DOI: 10.1093/bjs/znad258.317 ISSN:

1214 Wilkie's Syndrome - a Case Report

C Kirk, B Down, T Theivendrampillai, A Dawani
  • Surgery


Aortomesenteric duodenal compression syndrome (Wilkie’s syndrome) describes compression of the third duodenal segment between the superior mesenteric artery and aorta, causing upper gastrointestinal (UGI) obstruction. Wilkie’s syndrome typically presents with significant weight loss and features of UGI obstruction. It can initially be treated conservatively with decompression and appropriate re-feeding, but occasionally requires surgical correction.

In this presentation, we describe a case of Wilkie’s syndrome in a non-English speaking foreign national, disengaged from healthcare.

Case Presentation

A 47-year-old Romanian national presented with two months of severe epigastric pain, vomiting, inability to tolerate food intake and severe weight loss, with a background of five years of similar symptoms. On examination, the patient was tachycardic (130), severely dehydrated with skin tenting, and cachexic with a distended abdomen and palpable mass in the epigastrium. Computed tomography imaging was performed, excluding an obstructing malignancy, instead demonstrating significant stomach distension (∼50% of the peritoneal cavity), from Wilkie's Syndrome. The patient underwent oesophagogastroduodenoscopy which demonstrated oesophagitis, gastritis and a duodenal ulcer. Biopsies were negative for H pylori and malignancy.
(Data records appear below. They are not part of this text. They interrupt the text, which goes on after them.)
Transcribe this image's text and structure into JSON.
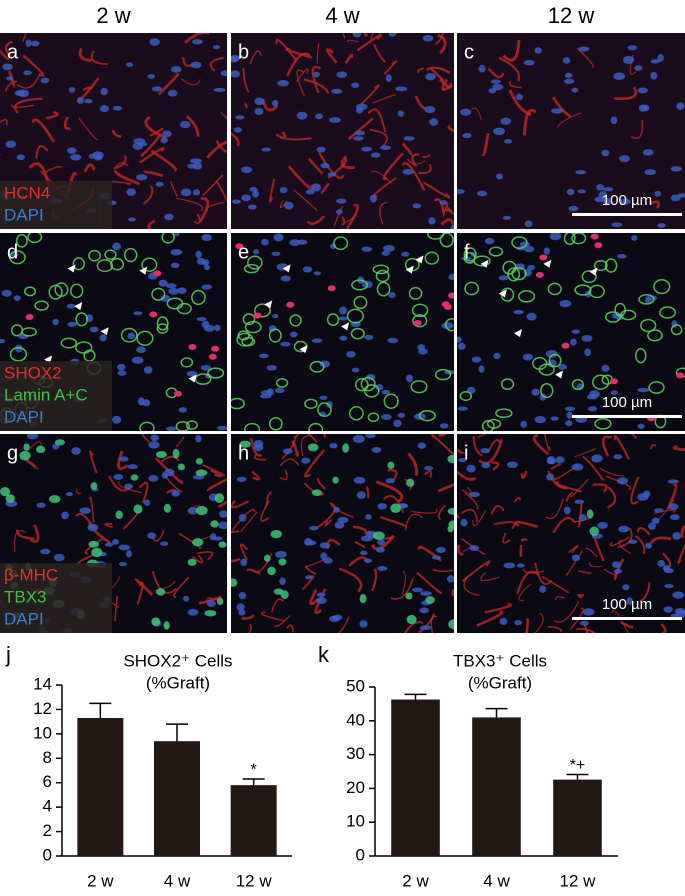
{
  "figure": {
    "column_headers": [
      "2 w",
      "4 w",
      "12 w"
    ],
    "panels": [
      {
        "letter": "a",
        "labels": [
          {
            "text": "HCN4",
            "color": "#e8302a"
          },
          {
            "text": "DAPI",
            "color": "#3b7fd6"
          }
        ]
      },
      {
        "letter": "b"
      },
      {
        "letter": "c",
        "scale_bar": "100 µm"
      },
      {
        "letter": "d",
        "labels": [
          {
            "text": "SHOX2",
            "color": "#e8302a"
          },
          {
            "text": "Lamin A+C",
            "color": "#3fc23f"
          },
          {
            "text": "DAPI",
            "color": "#3b7fd6"
          }
        ]
      },
      {
        "letter": "e"
      },
      {
        "letter": "f",
        "scale_bar": "100 µm"
      },
      {
        "letter": "g",
        "labels": [
          {
            "text": "β-MHC",
            "color": "#e8302a"
          },
          {
            "text": "TBX3",
            "color": "#3fc23f"
          },
          {
            "text": "DAPI",
            "color": "#3b7fd6"
          }
        ]
      },
      {
        "letter": "h"
      },
      {
        "letter": "i",
        "scale_bar": "100 µm"
      }
    ]
  },
  "chart_data": [
    {
      "type": "bar",
      "panel_label": "j",
      "title": "SHOX2⁺ Cells",
      "subtitle": "(%Graft)",
      "categories": [
        "2 w",
        "4 w",
        "12 w"
      ],
      "values": [
        11.3,
        9.4,
        5.8
      ],
      "errors": [
        1.2,
        1.4,
        0.5
      ],
      "color": "#231815",
      "ylim": [
        0,
        14
      ],
      "yticks": [
        0,
        2,
        4,
        6,
        8,
        10,
        12,
        14
      ],
      "annotations": [
        {
          "category": "12 w",
          "text": "*"
        }
      ]
    },
    {
      "type": "bar",
      "panel_label": "k",
      "title": "TBX3⁺ Cells",
      "subtitle": "(%Graft)",
      "categories": [
        "2 w",
        "4 w",
        "12 w"
      ],
      "values": [
        46.3,
        41.0,
        22.6
      ],
      "errors": [
        1.5,
        2.6,
        1.5
      ],
      "color": "#231815",
      "ylim": [
        0,
        50
      ],
      "yticks": [
        0,
        10,
        20,
        30,
        40,
        50
      ],
      "annotations": [
        {
          "category": "12 w",
          "text": "*+"
        }
      ]
    }
  ]
}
Management involved nasogastric tube decompression, intravenous electrolyte collection, fluid resuscitation and high dose PPI. The patient was discharged on day 6 with planned follow-up in one month and assessment for requirement of surgical management for Wilkie’s syndrome.


We present a rare case of Wilkie’s syndrome and discuss conservative and surgical management. We also use this case of late presentation to highlight the challenges of management, and the importance of clearly communicated follow-up plans in vulnerable populations.